Adam and his brother Mark were diagnosed in early childhood with the muscle-wasting disease muscular dystrophy.  Their parents, Peter and Anne Reynolds, were determined that they should attend mainstream schools and on advice from a naturopathic doctor (Dr. Gordon Latto), started them on an experimental strict vegetarian diet, which Adam always maintained was of great benefit to him.

 

Adam studied European History at Sussex University and later studied sculpture at the Sir John Cass School of Art. In 1984, with Isabelle, he opened the Adam Gallery in a former cobbler’s shop in Walcot Square, south London, which also served as their home and his studio.  It ran a full programme of exhibitions until it closed in 1997.

 

Adam exhibited regularly at Adam Gallery throughout the 80s and 90s and had a number of larger public exhibitions including at Mappin Art Gallery, Sheffield in 1990 and at Buckinghamshire County Museum and Art Gallery in 1996.

 

Adam worked with many different materials including stone, plaster, lead, copper, steel and glass.

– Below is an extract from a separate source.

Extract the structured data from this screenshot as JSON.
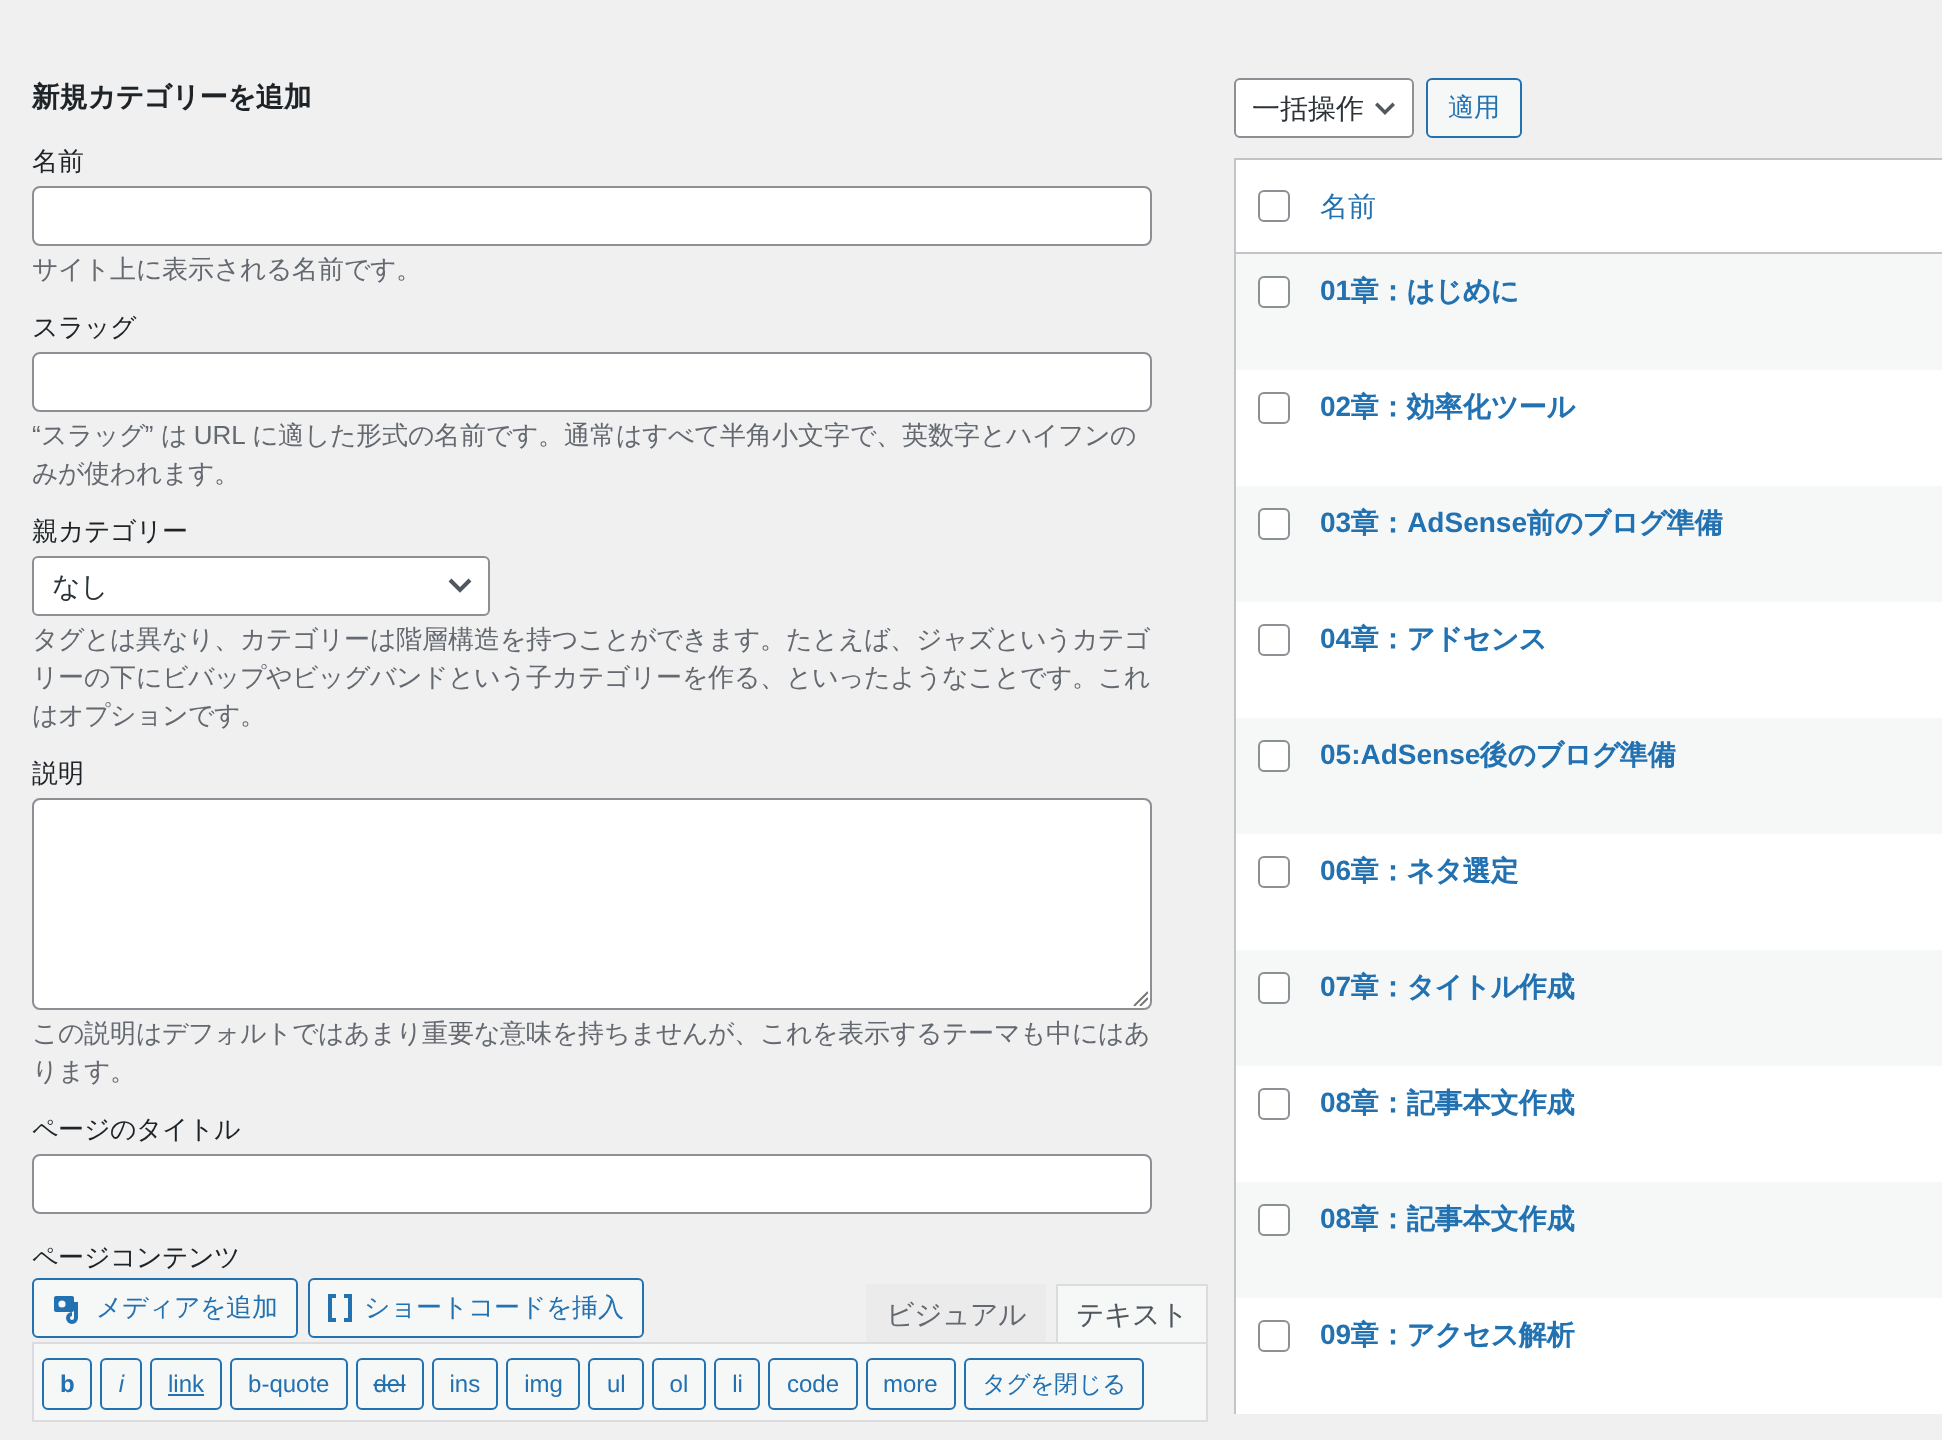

His work moved from predominantly figurative pieces in the 1980s, towards more abstract, geometric and larger scale work in the 1990s and beyond, like the public commissions for Scope's Midlands Office and for Frimley Park Hospital in Surrey.

 

A common thread throughout his work was his desire to "express apparent contradictions and to help others enjoy the contradictory nature of the universe". He did this most obviously, for example, in his lead series, which included a lead balloon and kite.

 

Adam said "I am clear that my greatest strengths stem from the fact of being born with muscular dystrophy, apparently my greatest weakness". He always favoured using scrap materials and found objects - picked up from the street or dug out of the ground - making his viewers reconsider the value and beauty of overlooked and rejected 'stuff'. He explained this tendency as being "founded on my lifelong experience of disability and the desire to challenge the commonplace assumption that this renders life all but useless and without value".

 

From 1987 worked as an access and disability consultant to organisations and exhibiting spaces such as the Tate Gallery, the Corporation of London, Camden Arts Centre and the National Museums of Scotland, and from 1990–7 was chairman and, until he died, a trustee of Shape, an innovative arts development agency working with disabled and other disadvantaged groups.

 

Adam was generous in his support for other artists, and Shape's Adam Reynolds Award, an annual bursary and residency award for mid-career disabled artists, is offered in the same spirit as that which guided the Adam Gallery.